FOND memories of post-war Weymouth are explored in a childhood memoir written by an award-winning poet.

Andy Miller, who grew up in Weymouth but now lives in Derbyshire, looks back on his early life on a council estate in his book, The Naples of England.

Andy, who moved to London in the mid 1960s and later to the Midlands, said it’s a book about growing up.

“I always felt very pleased to have come from Weymouth. I loved it there. As a child it was very safe, and as an adolescent it was very interesting, very challenging.”

The late 60s were an ‘exciting time’ in Weymouth, he added.

“You would get a lot of Bohemian visitors, people sleeping out on the beach, but there was a real innocence about it. I remember an article in the Dorset Echo in around 1964 reporting on these strange long-haired youngsters who came drifting into town.”
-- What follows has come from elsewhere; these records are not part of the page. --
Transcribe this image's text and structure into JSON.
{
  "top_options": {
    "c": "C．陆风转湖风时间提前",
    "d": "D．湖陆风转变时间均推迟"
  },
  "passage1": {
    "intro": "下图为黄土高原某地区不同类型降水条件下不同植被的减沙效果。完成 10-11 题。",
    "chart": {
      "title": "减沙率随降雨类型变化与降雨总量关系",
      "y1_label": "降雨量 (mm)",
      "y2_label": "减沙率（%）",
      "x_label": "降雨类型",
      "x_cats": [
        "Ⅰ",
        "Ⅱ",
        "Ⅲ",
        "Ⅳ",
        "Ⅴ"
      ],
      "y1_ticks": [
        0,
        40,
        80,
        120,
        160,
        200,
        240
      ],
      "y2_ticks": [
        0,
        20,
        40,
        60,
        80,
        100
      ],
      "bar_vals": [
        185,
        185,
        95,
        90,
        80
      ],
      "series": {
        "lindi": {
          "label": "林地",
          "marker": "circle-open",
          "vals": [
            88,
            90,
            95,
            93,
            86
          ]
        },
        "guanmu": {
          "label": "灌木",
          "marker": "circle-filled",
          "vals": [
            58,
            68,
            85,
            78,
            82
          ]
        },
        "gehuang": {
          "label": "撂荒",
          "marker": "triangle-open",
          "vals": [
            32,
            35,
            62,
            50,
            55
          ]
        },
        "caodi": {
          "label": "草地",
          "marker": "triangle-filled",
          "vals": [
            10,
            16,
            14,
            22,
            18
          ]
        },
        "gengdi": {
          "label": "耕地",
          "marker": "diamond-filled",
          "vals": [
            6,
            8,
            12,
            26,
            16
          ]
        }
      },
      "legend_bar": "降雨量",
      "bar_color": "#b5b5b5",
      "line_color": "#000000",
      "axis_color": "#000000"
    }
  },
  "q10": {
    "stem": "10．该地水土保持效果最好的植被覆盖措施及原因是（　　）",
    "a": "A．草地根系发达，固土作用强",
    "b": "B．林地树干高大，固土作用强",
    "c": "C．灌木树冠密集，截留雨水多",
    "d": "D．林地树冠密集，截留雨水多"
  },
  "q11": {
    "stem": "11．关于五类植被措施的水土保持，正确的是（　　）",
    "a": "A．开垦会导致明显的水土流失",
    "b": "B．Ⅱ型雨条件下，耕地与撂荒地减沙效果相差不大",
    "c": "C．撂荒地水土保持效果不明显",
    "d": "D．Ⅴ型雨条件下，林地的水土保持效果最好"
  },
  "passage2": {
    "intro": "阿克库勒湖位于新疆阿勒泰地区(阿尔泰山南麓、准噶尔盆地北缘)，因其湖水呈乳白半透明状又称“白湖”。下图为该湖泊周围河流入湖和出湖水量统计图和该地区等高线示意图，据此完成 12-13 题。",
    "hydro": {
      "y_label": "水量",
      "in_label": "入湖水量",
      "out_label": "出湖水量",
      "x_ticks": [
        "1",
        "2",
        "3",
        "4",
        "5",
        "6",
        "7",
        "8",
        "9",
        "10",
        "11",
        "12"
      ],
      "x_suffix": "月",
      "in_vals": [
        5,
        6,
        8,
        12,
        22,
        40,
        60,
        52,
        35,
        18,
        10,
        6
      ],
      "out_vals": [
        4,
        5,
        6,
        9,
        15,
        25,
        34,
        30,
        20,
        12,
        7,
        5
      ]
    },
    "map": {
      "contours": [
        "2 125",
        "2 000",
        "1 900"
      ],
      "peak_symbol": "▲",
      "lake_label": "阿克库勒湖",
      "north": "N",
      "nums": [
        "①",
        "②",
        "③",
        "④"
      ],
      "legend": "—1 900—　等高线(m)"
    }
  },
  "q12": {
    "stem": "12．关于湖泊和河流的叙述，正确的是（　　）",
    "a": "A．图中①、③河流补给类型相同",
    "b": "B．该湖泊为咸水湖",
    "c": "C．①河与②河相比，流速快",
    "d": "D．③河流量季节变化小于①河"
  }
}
Andy’s parents, he says, ‘knew everyone, it being a small town’, and his journey in the book takes him from childhood, to Weymouth Grammar School, to university, via a job in a seafront hotel where he met a waiter who would expand his intellectual horizons.

It was the wild landscape which also formed the basis of Andy’s dreams of becoming a writer.

He said: “My dad took me and my brother to Chesil Beach at Fortuneswell. I was reading J. Meade Faulkner’s Moonfleet at the time and I remember it being quite traumatic as it hit me how real that landscape is. That was the first time I decided I wanted to try to put that emotion into writing.”

But it’s not all sentimental nostalgia as Andy explores the darker side of the town.

“There were two girls who lived around the corner from me who became teenage prostitutes. I don’t know what happened to them. Names have, obviously, been changed.”

After leaving Weymouth, Andy went on to become a special professor of Educational Psychology at the University of Nottingham.

He has won awards for his poetry, and was writing a novel when he began the memoir.

“All these autobiographical episodes somehow kept working themselves into the novel, and it became a side-project.”

The Naples of England is out now and published by Amcott Press.